DÉCISION DE LA COUR DE CASSATION, CHAMBRE SOCIALE, DU 25 MARS 2020

La société Cuir plus, société à responsabilité limitée, dont le siège est [...] , a formé le pourvoi n° U 19-10.236 contre l'arrêt rendu le 7 novembre 2018 par la cour d'appel de Paris (pôle 6, chambre 6), dans le litige l'opposant à Mme L... U..., domiciliée [...] , défenderesse à la cassation.

Le dossier a été communiqué au procureur général.

Sur le rapport de Mme Ott, conseiller, les observations écrites de la SCP Waquet, Farge et Hazan, avocat de la société Cuir plus, de la SCP Boré, Salve de Bruneton et Mégret, avocat de Mme U..., après débats en l'audience publique du 26 février 2020 où étaient présents M. Huglo, conseiller doyen faisant fonction de président, Mme Ott, conseiller rapporteur, Mme Sommé, conseiller, Mme Laulom, avocat général, et Mme Piquot, greffier de chambre,

la chambre sociale de la Cour de cassation, composée des président et conseillers précités, après en avoir délibéré conformément à la loi, a rendu la présente décision.
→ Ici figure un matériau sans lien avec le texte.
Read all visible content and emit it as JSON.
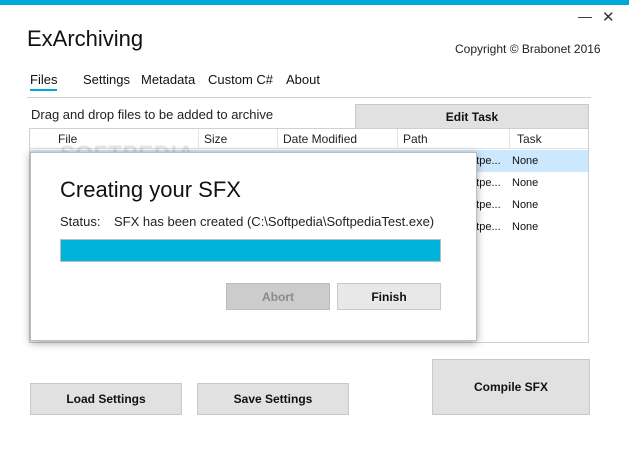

1. Le moyen de cassation annexé, qui est invoqué à l'encontre de la décision attaquée, n'est manifestement pas de nature à entraîner la cassation.

2. En application de l'article 1014, alinéa 1er, du code de procédure civile, il n'y a donc pas lieu de statuer par une décision spécialement motivée sur ce pourvoi.

EN CONSÉQUENCE, la Cour :

REJETTE le pourvoi ;

Condamne la société Cuir plus aux dépens ;

En application de l'article 700 du code de procédure civile, rejette la demande formée par la société Cuir plus et la condamne à payer à Mme U... la somme de 3 000 euros ;

Ainsi décidé par la Cour de cassation, chambre sociale, et prononcé par le président en son audience publique du vingt-cinq mars deux mille vingt.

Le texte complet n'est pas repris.